Grandes Temas, grandes nomes O arcabouço constitucional brasileiro determina um equilíbrio entre o Executivo, o Legislativo e o Judiciário. A…



Grandes Temas, grandes nomes

O arcabouço constitucional brasileiro determina um equilíbrio entre o Executivo, o Legislativo e o Judiciário. A percepção de que os tribunais detêm mais poder é equivocada, pois a Justiça atua apenas para corrigir inconstitucionalidades e proteger o Estado Democrático de Direito.

Mário Sarrubbo, ex-secretário nacional de Segurança Pública, no lançamento do Anuário da Justiça 2026

A afirmação é do advogado Mário Sarrubbo, e ex-secretário nacional de Segurança Pública, que falou sobre o assunto à revista eletrônica Consultor Jurídico durante o lançamento do Anuário da Justiça Brasil 2026, neste mês.

Sarrubbo lembra que a Constituição estabelece funções claras e limitadas para cada ente estatal: o Executivo governa, o Legislativo legisla e o Judiciário julga. Para ele, o fato de os tribunais aparecerem em maior evidência não significa uma quebra de hierarquia, mas sim o cumprimento do dever de combater condutas abusivas.

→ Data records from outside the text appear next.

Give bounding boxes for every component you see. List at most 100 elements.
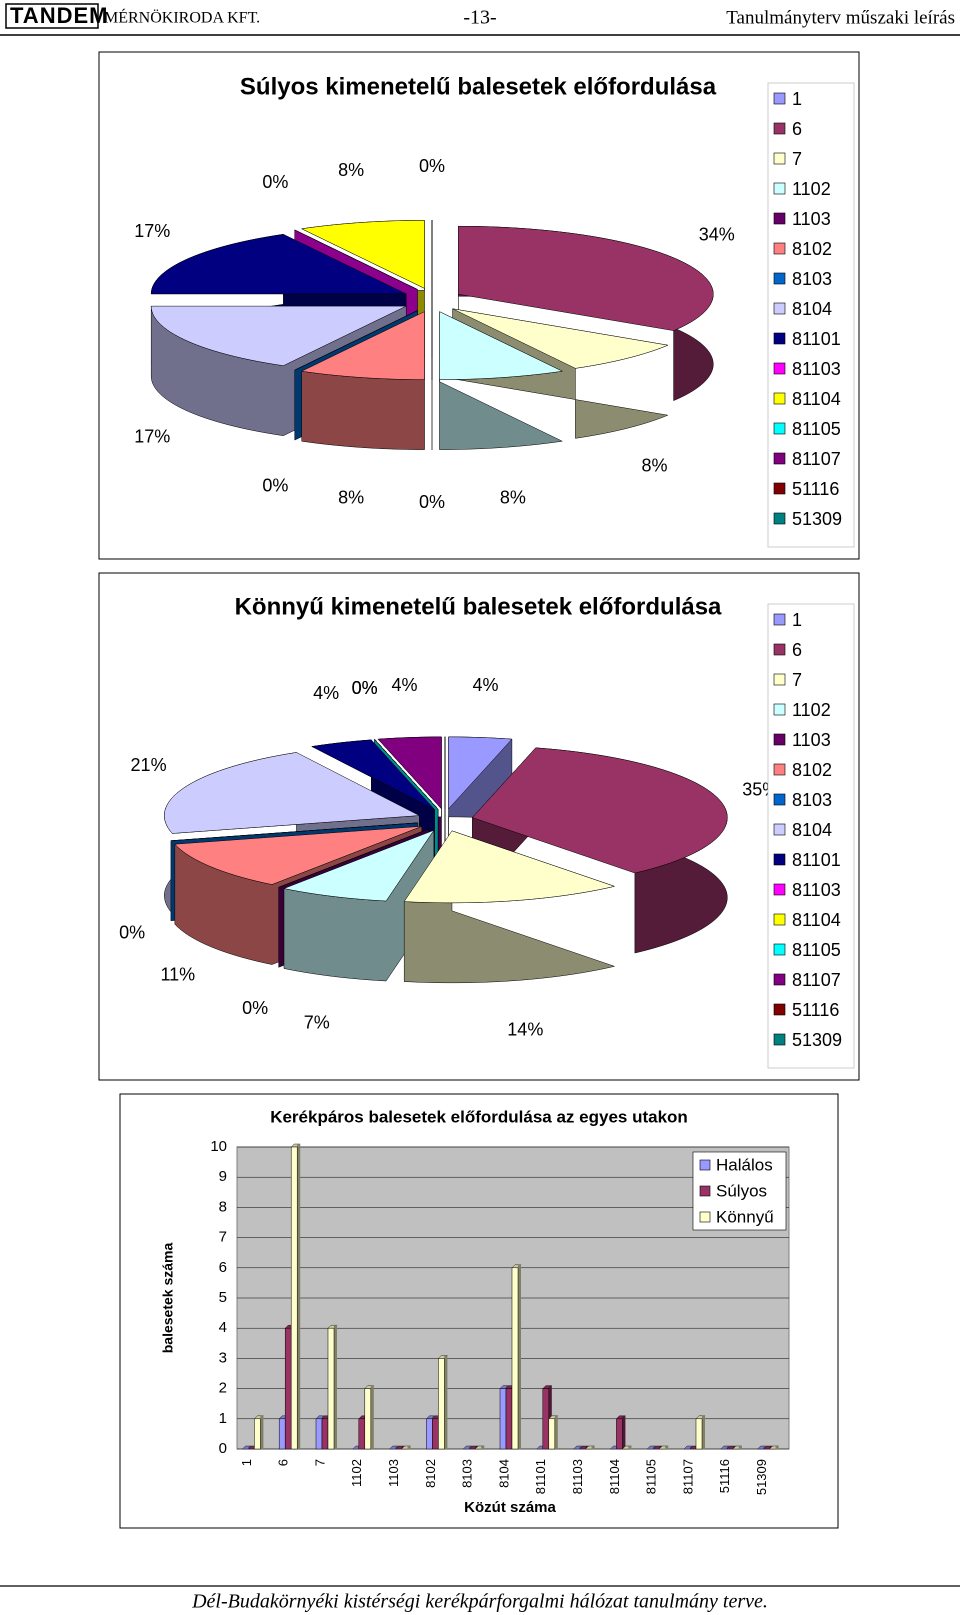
bar — [695, 1418, 703, 1450]
legend-swatch — [773, 482, 786, 495]
bar-side — [628, 1446, 632, 1449]
bar — [321, 1418, 329, 1450]
legend-swatch — [773, 913, 786, 926]
y-tick-label: 5 — [219, 1289, 227, 1306]
legend-swatch — [773, 392, 786, 405]
chart-frame — [98, 51, 860, 560]
bar-side — [444, 1355, 448, 1449]
x-tick-label: 81107 — [680, 1459, 695, 1494]
legend-swatch — [773, 122, 786, 135]
legend-label: 8104 — [792, 820, 832, 840]
x-tick-label: 8104 — [496, 1459, 511, 1488]
bar — [616, 1418, 623, 1450]
legend-label: 8104 — [792, 299, 832, 319]
data-label: 8% — [338, 160, 364, 180]
legend-swatch — [773, 733, 786, 746]
bar-side — [370, 1385, 374, 1449]
legend-swatch — [773, 823, 786, 836]
legend-swatch — [773, 943, 786, 956]
bar — [254, 1418, 261, 1450]
legend-swatch — [773, 152, 786, 165]
chart-title: Kerékpáros balesetek előfordulása az egy… — [270, 1107, 688, 1126]
company-name: MÉRNÖKIRODA KFT. — [104, 8, 260, 27]
legend-swatch — [773, 703, 786, 716]
legend-swatch — [773, 452, 786, 465]
pie-slice — [377, 736, 442, 810]
legend-swatch — [773, 302, 786, 315]
legend-label: 1102 — [792, 179, 831, 199]
bar-side — [334, 1325, 337, 1449]
x-tick-label: 51309 — [754, 1459, 769, 1495]
legend-swatch — [699, 1211, 711, 1223]
legend-swatch — [773, 182, 786, 195]
bar — [426, 1418, 433, 1450]
legend-swatch — [773, 272, 786, 285]
bar — [542, 1388, 550, 1450]
page-number: -13- — [463, 7, 496, 29]
legend-swatch — [773, 883, 786, 896]
y-tick-label: 7 — [219, 1229, 227, 1246]
document-title: Tanulmányterv műszaki leírás — [726, 7, 955, 28]
legend-label: 51116 — [792, 1000, 839, 1020]
pie-slice — [452, 308, 669, 369]
y-axis-label: balesetek száma — [160, 1243, 176, 1354]
data-label: 14% — [507, 1020, 543, 1040]
x-tick-label: 8102 — [423, 1459, 438, 1488]
legend-swatch — [773, 673, 786, 686]
bar-side — [260, 1415, 264, 1449]
pie-slice — [458, 225, 714, 331]
pie-slice — [278, 828, 429, 888]
legend-swatch — [773, 763, 786, 776]
pie-slice — [174, 826, 422, 885]
bar-side — [702, 1415, 705, 1449]
bar-side — [591, 1446, 595, 1449]
legend-label: 81101 — [792, 329, 841, 349]
bar — [364, 1388, 372, 1450]
legend-label: 8103 — [792, 790, 832, 810]
legend-label: 51309 — [792, 509, 842, 529]
legend-label: 81101 — [792, 850, 841, 870]
pie-slice — [300, 311, 425, 380]
legend-label: 81107 — [792, 970, 841, 990]
legend-swatch — [773, 92, 786, 105]
x-tick-label: 1103 — [386, 1459, 401, 1487]
data-label: 17% — [134, 426, 170, 446]
bar — [438, 1358, 445, 1450]
bar — [499, 1388, 507, 1450]
pie-slice — [448, 736, 513, 810]
data-label: 4% — [472, 675, 498, 695]
legend-label: 81107 — [792, 449, 841, 469]
data-label: 0% — [419, 156, 445, 176]
legend-swatch — [773, 422, 786, 435]
legend-swatch — [699, 1185, 711, 1197]
x-tick-label: 51116 — [717, 1459, 732, 1493]
data-label: 8% — [338, 488, 364, 508]
y-tick-label: 8 — [219, 1198, 227, 1215]
data-label: 4% — [313, 683, 339, 703]
data-label: 0% — [262, 475, 288, 495]
pie-slice — [150, 305, 407, 366]
legend-label: 1 — [792, 89, 802, 109]
data-label: 0% — [352, 678, 378, 698]
legend-swatch — [773, 973, 786, 986]
legend-label: 8102 — [792, 239, 832, 259]
y-tick-label: 6 — [219, 1259, 227, 1276]
x-tick-label: 8103 — [460, 1459, 475, 1488]
bar-side — [665, 1446, 669, 1449]
x-tick-label: 7 — [312, 1459, 327, 1466]
bar-side — [554, 1415, 558, 1449]
legend-label: 1 — [792, 610, 802, 630]
legend-label: 51309 — [792, 1030, 842, 1050]
bar-side — [297, 1144, 301, 1449]
chart-title: Súlyos kimenetelű balesetek előfordulása — [240, 73, 717, 100]
legend-swatch — [773, 212, 786, 225]
bar — [511, 1267, 519, 1450]
legend-label: Könnyű — [716, 1207, 774, 1226]
legend-label: Súlyos — [716, 1181, 767, 1200]
bar — [358, 1418, 366, 1450]
bar — [278, 1418, 286, 1450]
legend-label: 8103 — [792, 269, 832, 289]
bar — [432, 1418, 439, 1450]
pie-slice — [311, 739, 435, 810]
bar-side — [481, 1446, 485, 1449]
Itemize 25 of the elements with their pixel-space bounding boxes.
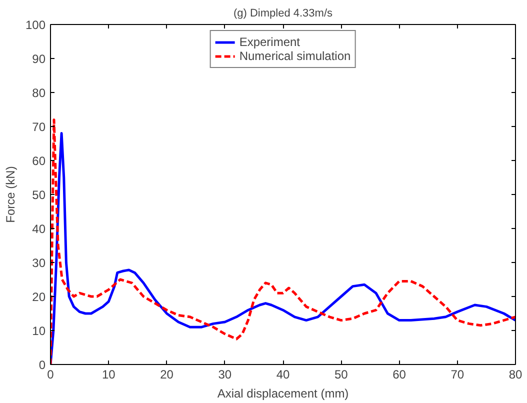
x-tick-label: 30 [218,368,232,382]
x-tick-label: 70 [450,368,464,382]
y-tick-label: 80 [32,86,46,100]
x-tick-label: 10 [102,368,116,382]
y-tick-label: 100 [25,18,46,32]
y-tick-label: 20 [32,290,46,304]
x-tick-label: 40 [276,368,290,382]
y-tick-label: 10 [32,324,46,338]
x-tick-label: 20 [160,368,174,382]
x-axis-title: Axial displacement (mm) [217,386,349,400]
y-tick-label: 0 [38,358,46,372]
y-axis-title: Force (kN) [3,166,18,223]
y-tick-label: 50 [32,188,46,202]
y-tick-label: 70 [32,120,46,134]
x-tick-label: 60 [392,368,406,382]
y-tick-label: 30 [32,256,46,270]
legend-label: Numerical simulation [239,49,351,63]
x-tick-label: 0 [47,368,54,382]
y-tick-label: 60 [32,154,46,168]
chart-title: (g) Dimpled 4.33m/s [233,8,334,20]
y-tick-label: 40 [32,222,46,236]
y-tick-label: 90 [32,52,46,66]
x-tick-label: 80 [508,368,522,382]
x-tick-label: 50 [334,368,348,382]
legend-label: Experiment [239,35,300,49]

“O Anuário vem nesse contexto, para mostrar e trazer transparência para o papel do poder Judiciário, que muitas vezes é visto como aquele que mais tem poder na República, mas que, na verdade, exerce o seu papel face a inconstitucionalidades, a ilegalidades patentes e até mesmo para eventuais condutas que atentam contra o nosso Estado Democrático de Direito”, avalia.

“Então, quando alguém pergunta qual dos três poderes efetivamente manda na República, eu diria nenhum dos três. Cada um exerce o seu papel. Às vezes, o Judiciário aparece mais, mas é um papel de correção que lhe foi dado pela Constituição Federal”, conclui.